Gaiter, a retired Jesuit priest who served at St. Joseph's Church for a year beginning in 1993, was accused of molesting a boy who was attending a religious school in St. Louis in the mid 1980s. According to a spokesman at a Jesuit retirement home in St. Louis, Gaiter, who was assigned in St. Louis at the time of the abuse, is mentally incapacitated and cannot answer questions.

Pat Noaker, a St. Paul, Minn., attorney who represented the victim, who was not named, said the settlement totaled $140,000 and includes a written apology to the victim and his family from the archdiocese.

Noaker said the victim is a 38-year-old who was concerned that no one would take his claims seriously unless he sued.

"He was abused from age 12 to 18, all through high school. You can't give this kid those years back," Noaker said.

Four priests, all members of religious orders, were accused. Besides Gaiter, the settlement in St. Louis city court, included allegations of sexual abuse against the Rev. Michael O. Barry and the Rev. James Thiel. A case against the fourth defendant, the Rev. Thaddeus Posey, is pending after being moved to federal civil court. Barry is deceased.

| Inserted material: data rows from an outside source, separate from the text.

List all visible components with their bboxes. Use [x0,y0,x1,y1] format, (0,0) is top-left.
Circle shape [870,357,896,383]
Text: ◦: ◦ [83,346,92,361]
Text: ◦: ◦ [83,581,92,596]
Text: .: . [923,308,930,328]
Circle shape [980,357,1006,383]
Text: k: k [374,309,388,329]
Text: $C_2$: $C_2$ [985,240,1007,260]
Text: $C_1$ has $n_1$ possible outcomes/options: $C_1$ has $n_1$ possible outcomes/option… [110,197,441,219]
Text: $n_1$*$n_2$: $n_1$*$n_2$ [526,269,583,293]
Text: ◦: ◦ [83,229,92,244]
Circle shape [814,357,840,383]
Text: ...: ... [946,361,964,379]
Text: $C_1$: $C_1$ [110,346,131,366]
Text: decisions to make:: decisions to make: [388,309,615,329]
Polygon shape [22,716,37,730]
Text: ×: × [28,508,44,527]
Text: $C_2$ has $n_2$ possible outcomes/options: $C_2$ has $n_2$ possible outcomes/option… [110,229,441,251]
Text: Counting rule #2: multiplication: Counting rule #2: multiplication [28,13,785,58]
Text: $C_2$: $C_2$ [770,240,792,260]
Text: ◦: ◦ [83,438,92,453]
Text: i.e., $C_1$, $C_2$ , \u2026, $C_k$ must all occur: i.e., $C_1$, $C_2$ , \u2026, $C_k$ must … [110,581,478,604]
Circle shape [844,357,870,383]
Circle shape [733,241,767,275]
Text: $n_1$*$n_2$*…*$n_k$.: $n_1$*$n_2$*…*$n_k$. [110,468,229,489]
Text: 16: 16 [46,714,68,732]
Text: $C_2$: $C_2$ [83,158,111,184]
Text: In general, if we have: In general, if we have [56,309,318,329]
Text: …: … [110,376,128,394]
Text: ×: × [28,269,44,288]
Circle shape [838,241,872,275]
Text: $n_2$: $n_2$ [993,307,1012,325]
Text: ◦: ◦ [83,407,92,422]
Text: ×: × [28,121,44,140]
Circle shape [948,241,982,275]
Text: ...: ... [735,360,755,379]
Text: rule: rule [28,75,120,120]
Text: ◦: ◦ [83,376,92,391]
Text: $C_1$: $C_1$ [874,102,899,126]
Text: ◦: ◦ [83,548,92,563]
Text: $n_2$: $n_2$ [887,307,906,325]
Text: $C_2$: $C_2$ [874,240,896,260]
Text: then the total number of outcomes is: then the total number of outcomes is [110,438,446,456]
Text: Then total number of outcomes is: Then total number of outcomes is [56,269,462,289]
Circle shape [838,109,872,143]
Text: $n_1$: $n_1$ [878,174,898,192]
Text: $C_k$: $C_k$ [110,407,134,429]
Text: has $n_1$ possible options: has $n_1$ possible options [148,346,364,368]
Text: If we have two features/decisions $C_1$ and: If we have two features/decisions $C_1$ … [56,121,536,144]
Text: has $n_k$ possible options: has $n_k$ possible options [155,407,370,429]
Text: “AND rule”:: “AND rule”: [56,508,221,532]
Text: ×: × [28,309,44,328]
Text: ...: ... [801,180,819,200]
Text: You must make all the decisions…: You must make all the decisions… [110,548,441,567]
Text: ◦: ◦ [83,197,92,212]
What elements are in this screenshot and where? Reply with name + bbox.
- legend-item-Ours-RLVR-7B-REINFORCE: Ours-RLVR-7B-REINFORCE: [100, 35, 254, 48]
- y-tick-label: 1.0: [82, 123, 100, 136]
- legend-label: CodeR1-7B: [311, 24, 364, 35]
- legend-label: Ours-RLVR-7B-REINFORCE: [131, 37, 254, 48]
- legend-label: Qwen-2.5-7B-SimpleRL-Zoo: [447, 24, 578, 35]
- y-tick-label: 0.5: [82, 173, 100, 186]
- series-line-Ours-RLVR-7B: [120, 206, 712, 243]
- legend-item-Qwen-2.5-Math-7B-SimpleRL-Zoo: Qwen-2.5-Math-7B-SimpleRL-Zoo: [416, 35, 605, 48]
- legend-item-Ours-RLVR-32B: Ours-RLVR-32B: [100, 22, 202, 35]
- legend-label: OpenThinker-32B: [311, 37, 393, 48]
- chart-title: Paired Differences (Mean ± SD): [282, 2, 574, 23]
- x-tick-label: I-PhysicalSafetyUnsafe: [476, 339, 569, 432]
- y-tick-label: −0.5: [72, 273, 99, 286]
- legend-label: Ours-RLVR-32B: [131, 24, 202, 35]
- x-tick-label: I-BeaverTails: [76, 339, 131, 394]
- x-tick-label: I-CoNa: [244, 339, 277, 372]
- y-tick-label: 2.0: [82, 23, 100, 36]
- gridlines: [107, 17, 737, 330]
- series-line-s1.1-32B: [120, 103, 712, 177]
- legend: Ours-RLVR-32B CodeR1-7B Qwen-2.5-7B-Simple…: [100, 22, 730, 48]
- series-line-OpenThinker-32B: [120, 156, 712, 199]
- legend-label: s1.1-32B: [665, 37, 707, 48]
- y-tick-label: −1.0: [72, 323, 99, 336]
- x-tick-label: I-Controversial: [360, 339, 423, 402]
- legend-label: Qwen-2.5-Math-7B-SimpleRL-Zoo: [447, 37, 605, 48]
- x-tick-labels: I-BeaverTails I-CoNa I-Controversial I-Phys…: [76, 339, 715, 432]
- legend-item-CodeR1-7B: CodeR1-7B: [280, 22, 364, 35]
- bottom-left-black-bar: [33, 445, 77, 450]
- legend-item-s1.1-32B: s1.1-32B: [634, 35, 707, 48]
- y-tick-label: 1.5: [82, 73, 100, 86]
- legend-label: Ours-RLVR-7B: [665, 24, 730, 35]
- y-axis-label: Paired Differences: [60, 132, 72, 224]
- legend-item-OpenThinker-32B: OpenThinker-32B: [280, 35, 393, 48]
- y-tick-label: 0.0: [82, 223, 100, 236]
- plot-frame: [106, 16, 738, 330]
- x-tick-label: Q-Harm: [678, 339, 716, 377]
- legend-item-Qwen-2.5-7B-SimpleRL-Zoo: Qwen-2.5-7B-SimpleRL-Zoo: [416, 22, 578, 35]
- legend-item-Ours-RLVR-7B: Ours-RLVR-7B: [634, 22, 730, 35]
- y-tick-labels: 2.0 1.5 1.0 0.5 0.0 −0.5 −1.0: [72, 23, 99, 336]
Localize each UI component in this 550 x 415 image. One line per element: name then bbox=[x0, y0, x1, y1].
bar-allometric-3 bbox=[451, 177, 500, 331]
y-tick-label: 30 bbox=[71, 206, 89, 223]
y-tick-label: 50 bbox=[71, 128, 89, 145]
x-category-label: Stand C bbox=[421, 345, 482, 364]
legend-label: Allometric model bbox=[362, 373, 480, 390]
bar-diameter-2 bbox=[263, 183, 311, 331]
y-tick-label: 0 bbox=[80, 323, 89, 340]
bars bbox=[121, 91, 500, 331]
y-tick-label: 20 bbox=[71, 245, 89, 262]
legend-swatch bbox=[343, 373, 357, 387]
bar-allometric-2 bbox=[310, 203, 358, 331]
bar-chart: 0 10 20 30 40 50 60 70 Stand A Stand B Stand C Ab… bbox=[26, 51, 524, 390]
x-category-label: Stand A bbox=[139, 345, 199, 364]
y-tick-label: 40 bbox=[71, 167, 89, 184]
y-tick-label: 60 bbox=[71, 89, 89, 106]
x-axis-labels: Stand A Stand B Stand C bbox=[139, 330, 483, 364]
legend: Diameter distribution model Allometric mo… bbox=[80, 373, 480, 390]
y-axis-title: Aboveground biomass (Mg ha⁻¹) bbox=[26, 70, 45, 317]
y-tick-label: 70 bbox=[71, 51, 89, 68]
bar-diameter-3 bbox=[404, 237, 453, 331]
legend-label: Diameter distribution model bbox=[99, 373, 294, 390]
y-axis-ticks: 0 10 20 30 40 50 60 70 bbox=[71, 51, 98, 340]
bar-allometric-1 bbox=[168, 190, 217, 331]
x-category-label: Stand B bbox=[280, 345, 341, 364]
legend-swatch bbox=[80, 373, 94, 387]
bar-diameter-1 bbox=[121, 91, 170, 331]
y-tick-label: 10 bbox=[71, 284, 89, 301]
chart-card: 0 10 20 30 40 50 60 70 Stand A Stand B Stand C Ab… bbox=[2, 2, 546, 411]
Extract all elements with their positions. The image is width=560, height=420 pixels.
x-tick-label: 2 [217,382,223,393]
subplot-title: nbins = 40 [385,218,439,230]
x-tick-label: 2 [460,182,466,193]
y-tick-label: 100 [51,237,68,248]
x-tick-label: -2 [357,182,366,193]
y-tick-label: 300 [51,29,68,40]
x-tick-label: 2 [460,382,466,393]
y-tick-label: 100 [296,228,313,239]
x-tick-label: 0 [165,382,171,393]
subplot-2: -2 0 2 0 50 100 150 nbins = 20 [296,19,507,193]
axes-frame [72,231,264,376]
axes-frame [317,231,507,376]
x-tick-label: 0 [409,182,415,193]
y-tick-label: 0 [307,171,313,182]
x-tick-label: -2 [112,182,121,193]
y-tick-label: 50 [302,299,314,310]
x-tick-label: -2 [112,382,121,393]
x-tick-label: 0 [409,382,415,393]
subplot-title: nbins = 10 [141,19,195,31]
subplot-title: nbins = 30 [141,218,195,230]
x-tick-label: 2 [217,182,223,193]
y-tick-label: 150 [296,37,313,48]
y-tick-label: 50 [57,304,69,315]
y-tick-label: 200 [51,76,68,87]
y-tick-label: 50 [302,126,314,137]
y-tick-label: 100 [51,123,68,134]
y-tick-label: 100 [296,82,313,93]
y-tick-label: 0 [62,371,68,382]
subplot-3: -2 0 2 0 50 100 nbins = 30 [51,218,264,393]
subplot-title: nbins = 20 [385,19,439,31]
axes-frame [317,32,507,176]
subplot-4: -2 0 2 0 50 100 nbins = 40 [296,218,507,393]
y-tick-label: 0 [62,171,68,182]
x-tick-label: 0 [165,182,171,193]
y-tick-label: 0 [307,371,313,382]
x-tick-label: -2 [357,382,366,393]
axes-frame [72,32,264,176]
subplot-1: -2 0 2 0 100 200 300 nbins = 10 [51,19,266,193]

David Clohessy, executive director of the Survivor's Network of Those Abused By Priests, criticized the archdiocese for not making a public statement concerning the accused priests after the lawsuit was filed in 2004. Only's Thiel's case has been made public, according to news accounts

"Little has changed in the church hierarchy," Clohessy said.

But church attorney Bernie Huger said the archdiocese does not comment about priests who are members of separate religious orders. Huger said that if the priests were archdiosesan priests, and if church officials had "substantiated" the sexual abuse allegations, church officials would have gone to the involved parishes to see if other victims might be involved.